無事故かつ等級が上がっていくため、割引率は上がっていきます。3年間で255,000円の保険料となります。
これら2つの保険料はあくまでも概算ですが、等級の高さと事故等級の有無によって、133,000円もの保険料の違いが発生することとになるのです。
このようなケースでは、車の修理費用が133,000円よりも高ければ保険を使用し、それ以下であれば実費で支払ったほうが出費を減らすことができるという計算になります。
保険を使うと損する場合もある
今回は自動車保険(任意保険)について、等級が自動車保険の保険料に与える影響や、等級が高くなったり低くなる場合について紹介しました。

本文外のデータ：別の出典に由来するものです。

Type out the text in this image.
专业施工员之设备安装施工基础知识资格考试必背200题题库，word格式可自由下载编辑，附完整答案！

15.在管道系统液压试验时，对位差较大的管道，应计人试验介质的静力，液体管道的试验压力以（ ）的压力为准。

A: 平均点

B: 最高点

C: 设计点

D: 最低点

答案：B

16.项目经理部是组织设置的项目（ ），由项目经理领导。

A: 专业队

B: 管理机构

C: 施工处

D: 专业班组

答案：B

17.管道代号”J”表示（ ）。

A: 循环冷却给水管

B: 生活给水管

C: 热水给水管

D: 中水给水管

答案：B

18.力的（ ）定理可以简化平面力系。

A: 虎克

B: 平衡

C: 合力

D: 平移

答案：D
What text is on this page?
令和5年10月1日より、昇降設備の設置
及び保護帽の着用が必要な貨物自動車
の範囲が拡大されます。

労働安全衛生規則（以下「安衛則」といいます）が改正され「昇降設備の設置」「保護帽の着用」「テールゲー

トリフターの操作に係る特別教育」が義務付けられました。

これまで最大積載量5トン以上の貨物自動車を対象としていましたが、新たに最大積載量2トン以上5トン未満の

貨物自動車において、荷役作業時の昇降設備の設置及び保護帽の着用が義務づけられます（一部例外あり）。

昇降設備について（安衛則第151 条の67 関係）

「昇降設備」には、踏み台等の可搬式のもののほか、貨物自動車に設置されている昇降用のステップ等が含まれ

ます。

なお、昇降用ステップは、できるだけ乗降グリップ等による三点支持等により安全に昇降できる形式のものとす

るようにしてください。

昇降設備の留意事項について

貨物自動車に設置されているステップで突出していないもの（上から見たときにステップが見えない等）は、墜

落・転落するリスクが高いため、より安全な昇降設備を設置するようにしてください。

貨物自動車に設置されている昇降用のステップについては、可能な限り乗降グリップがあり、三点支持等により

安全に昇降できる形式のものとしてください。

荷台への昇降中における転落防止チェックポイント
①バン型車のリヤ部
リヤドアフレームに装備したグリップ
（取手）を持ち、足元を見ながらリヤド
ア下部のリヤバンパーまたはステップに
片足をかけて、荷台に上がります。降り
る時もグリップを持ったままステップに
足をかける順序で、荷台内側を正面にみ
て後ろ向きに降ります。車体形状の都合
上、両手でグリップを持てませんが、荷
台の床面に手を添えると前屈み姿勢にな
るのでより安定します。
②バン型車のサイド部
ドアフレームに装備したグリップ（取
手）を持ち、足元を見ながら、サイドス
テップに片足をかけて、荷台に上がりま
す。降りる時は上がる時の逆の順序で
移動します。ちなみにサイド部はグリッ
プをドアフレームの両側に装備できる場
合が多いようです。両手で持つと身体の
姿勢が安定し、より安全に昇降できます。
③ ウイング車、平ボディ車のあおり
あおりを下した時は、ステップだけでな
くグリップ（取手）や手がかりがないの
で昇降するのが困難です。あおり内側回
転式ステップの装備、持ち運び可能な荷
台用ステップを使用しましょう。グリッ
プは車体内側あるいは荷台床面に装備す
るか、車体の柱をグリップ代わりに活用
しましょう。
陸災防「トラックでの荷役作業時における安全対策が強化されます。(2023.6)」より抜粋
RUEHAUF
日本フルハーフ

等級の下がる補償を使ってしまうと等級が下がって事故歴が付き保険料が高くなるという悪循環に陥りやすい自動車保険。1等級ダウンのような致し方ない事故もありますが、日ごろから事故を起こさない・遭わないように意識して運転を行うことは、車に掛かる費用削減にもつながるということを覚えておきましょう。保険を使える場合でも、その後の保険費用の値上がり分などを考慮して本当に保険を使うのかを検討したほうが良いことも覚えておいてください。